= Satya Mahima Dharma =

Religious tradition from Indian state of Orrisa

Satya Mahima Dharma (the "dharma of the divine glory") is a religious tradition from Orissa. It goes back to a historic person called Mahima Svami (or Mahima Gosain).

He is said to have appeared in Puri in 1826. Dissatisfied with the ritualised idol worship of Lord Jagannath, he left Puri and travelled to the Kapilas hills near Dhenkanal, where he engaged himself in severe Yogic practices. In 1862, he became a siddha and started preaching a new dharma. He is said to have attained samadhi in 1876. Under his first disciple, Govinda Baba, and the dissident saint poet Bhima Bhoi, the movement shifted away from the coastal region towards the central and western parts of Odisha.

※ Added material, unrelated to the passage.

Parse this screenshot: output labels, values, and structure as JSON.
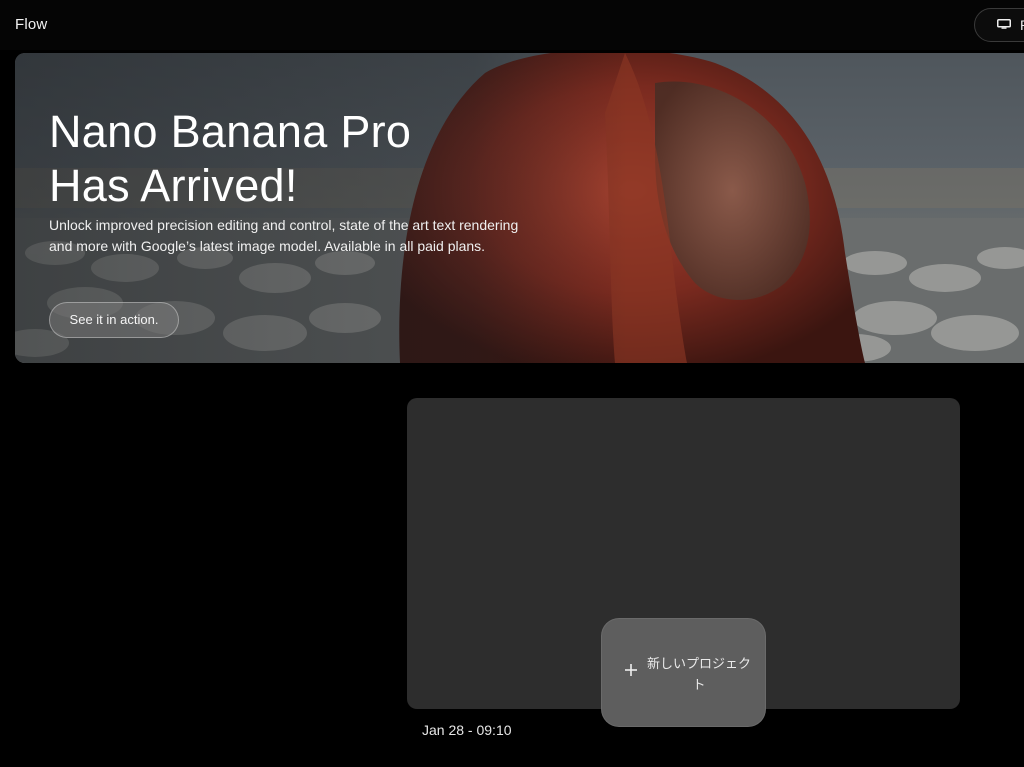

Spreading also to other states (Madhya Pradesh, Andhra Pradesh, West Bengal, Assam), people from different regions and sociocultural backgrounds joined as followers. Since then, several monastic as well as lay currents and competing associations emerged and various regional centres (Joranda, Khaliapali) have been established. Mahima Dharma is a popular ascetic movement which considers the void, shunya, as the divine principle, opposing as such any idol worship. The void can only be venerated through fire, or its manifestation in the Sun, traits which link Mahima Dharma to the nirguna bhakti tradition.